Marina caiu um dia antes do sexto aniversário da morte de Lutz. A queda
foi noticiada pelos grandes jornais mundiais. Logo ninguém se lembrará
da motosserra que derrubou Marina. Ambientalistas no governo são
espécies destinadas ao sacrifício. Gente como Lutz e Marina não foi
feita para virar autoridade. Ambientalistas não são políticos
profissionais, técnicos, sindicalistas ou empresários que podem entrar
e sair de governos sem traumas irreversíveis. Não há floresta nos
governos para bichos como Marina e Lutz. Quem sabia que Al Gore foi um
ecologista frustrado na vice-presidência dos EUA? Deixou a Casa Branca,
perdeu a eleição para a presidência e anda por aí como missionário da
salvação do mundo. Só conseguiu ser ambientalista de fato fora do
governo. Virou Nobel da Paz.
Lutz e Marina caíram na armadilha de ser governo porque superestimaram
os próprios limites como contemporizadores. Não há agressão ambiental
com a dimensão da violência contra a Amazônia que possa ser gerida por
contemporizações. Não há como relativizar crimes medidos em milhões de
hectares e com efeitos tão devastadores. A pretensa subjetividade da
destruição da mata, afrontosa como os negócios miúdos e graúdos em jogo
na Amazônia, não cabe na cabeça de gente como Lutz e Marina.

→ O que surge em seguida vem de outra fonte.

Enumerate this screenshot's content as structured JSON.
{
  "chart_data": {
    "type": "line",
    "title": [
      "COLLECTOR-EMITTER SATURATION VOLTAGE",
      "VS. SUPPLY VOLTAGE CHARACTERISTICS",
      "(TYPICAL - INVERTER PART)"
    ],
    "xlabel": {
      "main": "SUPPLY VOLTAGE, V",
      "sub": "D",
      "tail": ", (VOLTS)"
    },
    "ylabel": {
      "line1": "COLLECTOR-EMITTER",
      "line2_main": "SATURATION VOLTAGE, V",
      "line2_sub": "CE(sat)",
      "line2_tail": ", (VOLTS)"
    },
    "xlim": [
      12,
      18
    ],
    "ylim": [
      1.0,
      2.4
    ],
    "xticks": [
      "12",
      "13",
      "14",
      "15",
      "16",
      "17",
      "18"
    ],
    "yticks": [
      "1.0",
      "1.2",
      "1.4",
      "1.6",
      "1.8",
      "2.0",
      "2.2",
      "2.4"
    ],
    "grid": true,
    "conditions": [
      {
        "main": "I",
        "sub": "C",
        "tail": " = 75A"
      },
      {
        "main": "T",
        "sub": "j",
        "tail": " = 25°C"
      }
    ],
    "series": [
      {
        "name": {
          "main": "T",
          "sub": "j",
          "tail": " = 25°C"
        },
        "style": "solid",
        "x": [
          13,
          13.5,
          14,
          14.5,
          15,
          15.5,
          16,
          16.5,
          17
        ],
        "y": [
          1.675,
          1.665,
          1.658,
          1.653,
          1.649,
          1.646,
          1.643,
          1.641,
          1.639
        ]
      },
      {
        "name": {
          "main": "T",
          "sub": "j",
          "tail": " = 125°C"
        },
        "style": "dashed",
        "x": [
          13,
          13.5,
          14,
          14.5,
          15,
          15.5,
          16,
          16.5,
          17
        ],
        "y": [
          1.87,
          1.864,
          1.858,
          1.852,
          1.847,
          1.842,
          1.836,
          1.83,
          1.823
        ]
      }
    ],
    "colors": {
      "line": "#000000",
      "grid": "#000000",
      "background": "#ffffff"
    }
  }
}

Políticas ambientalistas devem ser entregues a técnicos preparados e
bem-intencionados, não a sonhadores. Os sonhadores, no melhor sentido
dos que vislumbram a viabilização do impossível, devem provocar,
cutucar, pôr os governos a trabalhar. Sonhadores devem suportar
porretadas, como esses militantes que avisam aos filhos em casa que
estão saindo para uma missão nobre e se pelam em desfiles e nas ruas de
alguma cidade européia em protesto contra o uso de peles de animais.

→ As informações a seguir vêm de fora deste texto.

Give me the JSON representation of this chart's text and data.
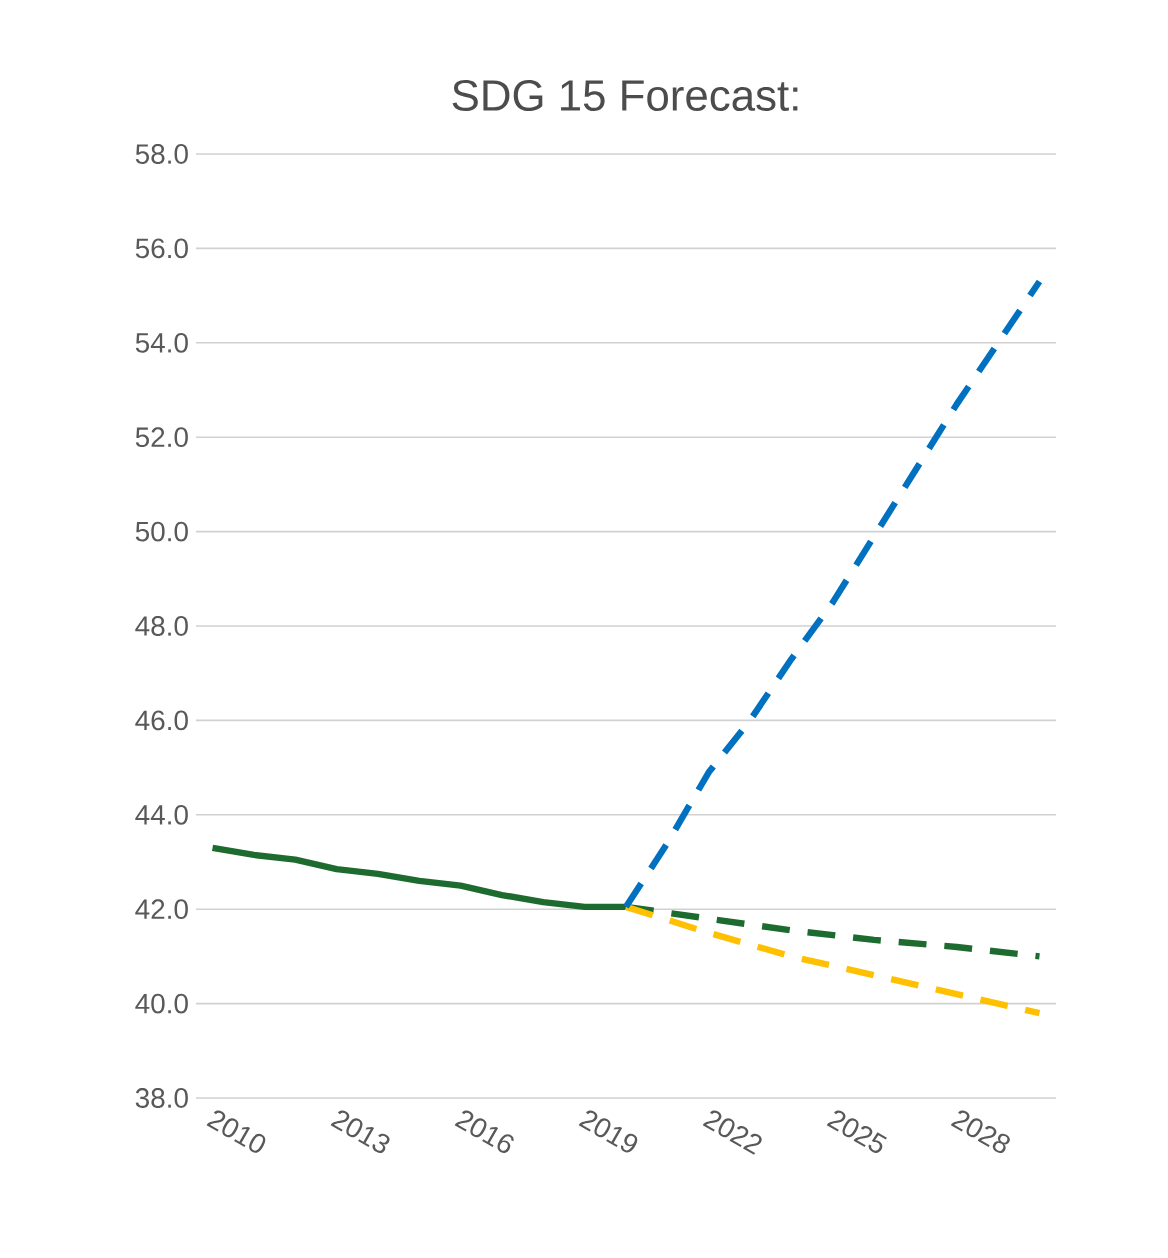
{
  "chart_data": {
    "type": "line",
    "title": "SDG 15 Forecast:",
    "ylim": [
      38,
      58
    ],
    "yticks": [
      {
        "value": 38,
        "label": "38.0"
      },
      {
        "value": 40,
        "label": "40.0"
      },
      {
        "value": 42,
        "label": "42.0"
      },
      {
        "value": 44,
        "label": "44.0"
      },
      {
        "value": 46,
        "label": "46.0"
      },
      {
        "value": 48,
        "label": "48.0"
      },
      {
        "value": 50,
        "label": "50.0"
      },
      {
        "value": 52,
        "label": "52.0"
      },
      {
        "value": 54,
        "label": "54.0"
      },
      {
        "value": 56,
        "label": "56.0"
      },
      {
        "value": 58,
        "label": "58.0"
      }
    ],
    "xlim": [
      2009.6,
      2030.4
    ],
    "xticks": [
      2010,
      2013,
      2016,
      2019,
      2022,
      2025,
      2028
    ],
    "grid": "y",
    "marker": "none",
    "series": [
      {
        "color": "#1e6b30",
        "line_style": "solid",
        "x": [
          2010,
          2011,
          2012,
          2013,
          2014,
          2015,
          2016,
          2017,
          2018,
          2019,
          2020
        ],
        "values": [
          43.3,
          43.15,
          43.05,
          42.85,
          42.75,
          42.6,
          42.5,
          42.3,
          42.15,
          42.05,
          42.05
        ]
      },
      {
        "color": "#1e6b30",
        "line_style": "dashed",
        "x": [
          2020,
          2022,
          2024,
          2026,
          2028,
          2030
        ],
        "values": [
          42.05,
          41.8,
          41.55,
          41.35,
          41.2,
          41.0
        ]
      },
      {
        "color": "#ffc000",
        "line_style": "dashed",
        "x": [
          2020,
          2022,
          2024,
          2026,
          2028,
          2030
        ],
        "values": [
          42.05,
          41.5,
          41.0,
          40.6,
          40.2,
          39.8
        ]
      },
      {
        "color": "#0070c0",
        "line_style": "dashed",
        "x": [
          2020,
          2021,
          2022,
          2023,
          2024,
          2025,
          2026,
          2027,
          2028,
          2029,
          2030
        ],
        "values": [
          42.05,
          43.4,
          44.9,
          46.0,
          47.3,
          48.5,
          49.9,
          51.3,
          52.7,
          54.0,
          55.3
        ]
      }
    ]
  }
}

Foram os militantes da Agapan de Lutz que obrigaram um governo a fechar
a Borregaard. Governos não têm peito para tomar a iniciativa de fechar
fábricas ou afugentar destruidores da Amazônia. Só agem sob pressão
desses malucos que incomodam autoridades e organismos internacionais. É
o que Al Gore, o Greenpeace e tantas outras ONGs fazem e o que Chico
Mendes fazia até ser assassinado. Marina voltou para a sua turma. Está
de novo ao lado dos que produzem ruídos e ações e expõem reis nus.

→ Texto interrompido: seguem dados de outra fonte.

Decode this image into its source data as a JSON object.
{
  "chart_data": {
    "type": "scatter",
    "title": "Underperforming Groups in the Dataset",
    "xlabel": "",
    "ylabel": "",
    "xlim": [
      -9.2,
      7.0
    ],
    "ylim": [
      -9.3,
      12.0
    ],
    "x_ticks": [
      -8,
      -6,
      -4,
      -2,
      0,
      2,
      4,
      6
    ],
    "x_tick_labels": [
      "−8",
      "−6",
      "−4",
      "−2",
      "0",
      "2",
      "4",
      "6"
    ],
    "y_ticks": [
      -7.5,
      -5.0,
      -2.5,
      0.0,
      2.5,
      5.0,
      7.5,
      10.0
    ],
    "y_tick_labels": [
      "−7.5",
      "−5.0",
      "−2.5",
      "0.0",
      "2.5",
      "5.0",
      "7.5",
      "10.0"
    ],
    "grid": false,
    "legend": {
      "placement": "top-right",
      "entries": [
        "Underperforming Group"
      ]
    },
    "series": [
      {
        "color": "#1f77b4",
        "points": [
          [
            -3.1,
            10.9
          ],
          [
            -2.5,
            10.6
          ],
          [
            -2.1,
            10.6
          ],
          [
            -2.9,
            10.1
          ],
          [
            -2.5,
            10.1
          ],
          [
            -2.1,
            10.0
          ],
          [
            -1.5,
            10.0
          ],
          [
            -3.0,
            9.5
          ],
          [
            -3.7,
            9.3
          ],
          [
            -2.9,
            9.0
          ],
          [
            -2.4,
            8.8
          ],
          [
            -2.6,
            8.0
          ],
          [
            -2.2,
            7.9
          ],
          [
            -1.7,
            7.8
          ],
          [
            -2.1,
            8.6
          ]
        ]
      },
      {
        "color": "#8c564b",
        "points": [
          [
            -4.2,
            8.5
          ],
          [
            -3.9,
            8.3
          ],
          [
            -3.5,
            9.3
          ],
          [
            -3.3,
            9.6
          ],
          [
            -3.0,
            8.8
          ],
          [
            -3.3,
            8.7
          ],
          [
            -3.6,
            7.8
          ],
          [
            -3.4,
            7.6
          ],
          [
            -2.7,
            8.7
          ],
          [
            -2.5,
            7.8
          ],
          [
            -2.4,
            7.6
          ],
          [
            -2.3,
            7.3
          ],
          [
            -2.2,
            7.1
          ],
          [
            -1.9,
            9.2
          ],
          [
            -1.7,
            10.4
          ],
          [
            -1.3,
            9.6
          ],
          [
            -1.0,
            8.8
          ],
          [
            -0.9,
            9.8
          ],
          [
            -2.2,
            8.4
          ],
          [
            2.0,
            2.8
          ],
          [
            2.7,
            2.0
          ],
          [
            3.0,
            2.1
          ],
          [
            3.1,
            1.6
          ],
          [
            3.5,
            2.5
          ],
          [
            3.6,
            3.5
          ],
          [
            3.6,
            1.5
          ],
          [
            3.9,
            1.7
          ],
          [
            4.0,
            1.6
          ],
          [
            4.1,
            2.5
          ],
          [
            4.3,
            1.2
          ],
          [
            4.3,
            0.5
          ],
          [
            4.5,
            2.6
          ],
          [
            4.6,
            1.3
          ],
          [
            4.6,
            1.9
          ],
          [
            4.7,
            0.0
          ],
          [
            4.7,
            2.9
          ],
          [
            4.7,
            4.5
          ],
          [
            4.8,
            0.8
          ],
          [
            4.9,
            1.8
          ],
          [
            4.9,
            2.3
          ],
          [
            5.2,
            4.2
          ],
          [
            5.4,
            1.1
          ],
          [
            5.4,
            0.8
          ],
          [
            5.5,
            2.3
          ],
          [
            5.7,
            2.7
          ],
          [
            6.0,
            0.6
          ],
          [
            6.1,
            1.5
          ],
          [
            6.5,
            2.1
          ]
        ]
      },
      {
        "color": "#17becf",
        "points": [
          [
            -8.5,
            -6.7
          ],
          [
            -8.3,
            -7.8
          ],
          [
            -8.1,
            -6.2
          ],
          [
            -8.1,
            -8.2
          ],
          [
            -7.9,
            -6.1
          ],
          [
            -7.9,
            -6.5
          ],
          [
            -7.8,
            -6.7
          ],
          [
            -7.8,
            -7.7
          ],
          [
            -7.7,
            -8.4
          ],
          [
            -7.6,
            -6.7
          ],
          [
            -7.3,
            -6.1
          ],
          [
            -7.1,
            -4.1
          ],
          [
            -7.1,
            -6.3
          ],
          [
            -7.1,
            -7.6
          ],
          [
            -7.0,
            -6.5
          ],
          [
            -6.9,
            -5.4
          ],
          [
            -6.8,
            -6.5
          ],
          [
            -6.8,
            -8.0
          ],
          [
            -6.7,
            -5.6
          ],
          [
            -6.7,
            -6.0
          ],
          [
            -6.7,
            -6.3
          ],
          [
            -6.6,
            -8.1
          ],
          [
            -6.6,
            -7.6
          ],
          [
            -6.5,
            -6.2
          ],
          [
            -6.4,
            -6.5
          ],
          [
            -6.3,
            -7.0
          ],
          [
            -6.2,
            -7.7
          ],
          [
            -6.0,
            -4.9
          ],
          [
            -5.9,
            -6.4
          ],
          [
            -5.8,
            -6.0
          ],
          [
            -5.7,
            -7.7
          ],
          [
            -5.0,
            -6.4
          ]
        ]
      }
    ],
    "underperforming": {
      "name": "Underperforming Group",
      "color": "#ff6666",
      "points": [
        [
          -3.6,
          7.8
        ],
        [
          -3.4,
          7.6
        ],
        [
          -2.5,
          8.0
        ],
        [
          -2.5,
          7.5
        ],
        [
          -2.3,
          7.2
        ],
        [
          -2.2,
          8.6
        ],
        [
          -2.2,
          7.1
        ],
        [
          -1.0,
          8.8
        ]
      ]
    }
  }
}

Reconciliou-se com os que ajudam a civilizar o mundo no berro. Os
mediadores que gerenciem a parte que lhes toca desse latifúndio de
terra arrasada. E quem estiver aqui, que espere Lutz. Eu acredito mil
vezes mais na possibilidade da volta de Lutz do que na utilidade de
militantes ambientalistas como governistas.